We expect very little from pop musicians: they sing chiefly about love or the lack of love, they craft memorable and unchallenging tunes which are arranged and produced in pretty much standard format, they tour around the country every summer and perform these same songs for us live, and they consent to be interviewed for publications like Rolling Stone, where they expound on their own songwriting and "artistic" abilities, arguing that they are the exception to the mass-marketing rule, making us feel better about not only purchasing, but enjoying, their music.
Tori Amos expects a lot more from us. Yes, her lyrics can seem almost nonsensical. Yes, she talks about mysticism and New Age-y topics that can make some of us uncomfortable. But she's been playing the piano now for about forty years, and has been composing for let's say thirty-five, so she is the ultimate rarity in pop music--an actual musician--and the complexity of both her writing and producing reflect as much. So what's really happening with Tori is that she's working as an artist in the altruistic sense--rather than playing down to our expectations, she's talking about what she wants to talk about, saying it how she wants to say it, and we can all de damned if it seems out there or unapproachable. She knows her audience, and knows her commercial limitations, so she doesn't care about her marketability. Besides, the fact that she's not as easy to listen to as, say, Sarah McLachlan (Tori's less talented, safer doppelganger) doesn't keep her from selling out Radio City for three nights, as she happily points out in the book.

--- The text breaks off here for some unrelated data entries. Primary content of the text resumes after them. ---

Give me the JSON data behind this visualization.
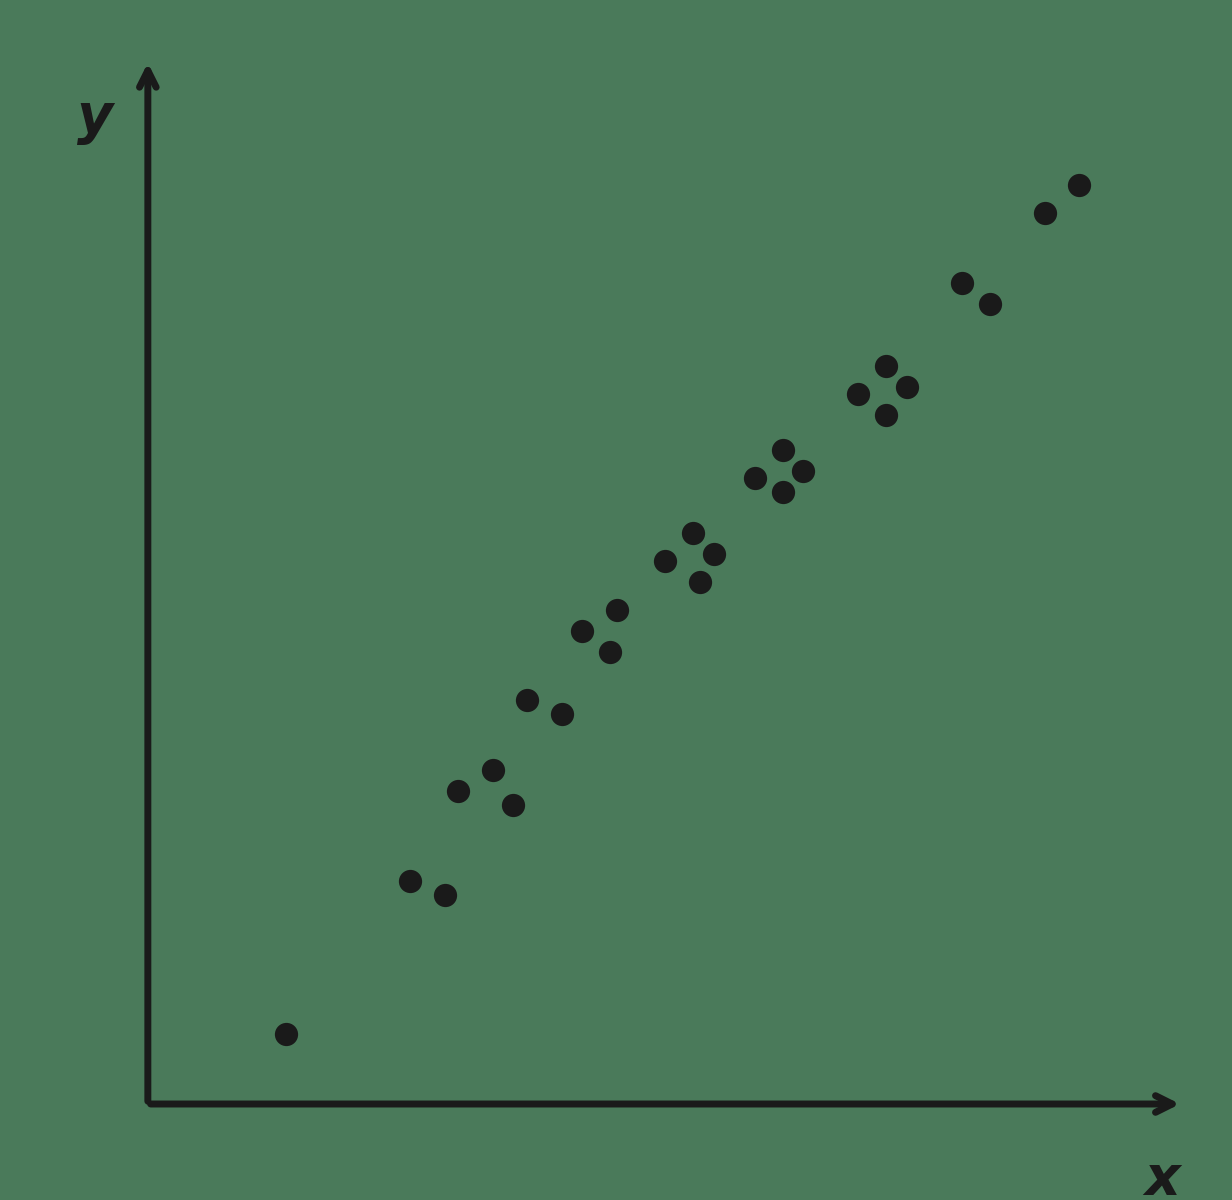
{
  "background_color": "#4a7a5a",
  "axis_color": "#1a1a1a",
  "point_color": "#1a1a1a",
  "xlabel": "x",
  "ylabel": "y",
  "points_x": [
    2.0,
    3.8,
    4.3,
    4.5,
    5.0,
    5.3,
    5.5,
    6.0,
    6.3,
    6.8,
    6.7,
    7.5,
    7.9,
    8.2,
    8.0,
    8.8,
    9.2,
    9.5,
    9.2,
    10.3,
    10.7,
    11.0,
    10.7,
    11.8,
    12.2,
    13.0,
    13.5
  ],
  "points_y": [
    1.0,
    3.2,
    3.0,
    4.5,
    4.8,
    4.3,
    5.8,
    5.6,
    6.8,
    7.1,
    6.5,
    7.8,
    8.2,
    7.9,
    7.5,
    9.0,
    9.4,
    9.1,
    8.8,
    10.2,
    10.6,
    10.3,
    9.9,
    11.8,
    11.5,
    12.8,
    13.2
  ],
  "marker_size": 280,
  "xlim": [
    0,
    15
  ],
  "ylim": [
    0,
    15
  ],
  "axis_lw": 5,
  "arrow_mutation_scale": 30,
  "label_fontsize": 40
}
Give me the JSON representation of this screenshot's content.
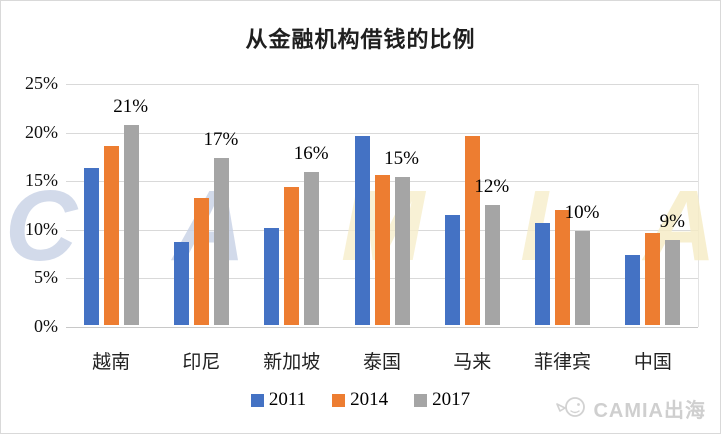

Tori's newest album, The Beekeeper, will be released February 22. I am eagerly looking forward to it, and dreading it slightly, since the last few albums have been a little disappointing. But I'm grateful for Piece by Piece -- and I encourage both her fans and those who find her interminably annoying to read it--because whatever I think of the record, I'll at least have a little more insight into why she's done what she's done. I'm holding out, though, for one more agonized piano ballad to listen to, alone in the dark with my Tori-style pain.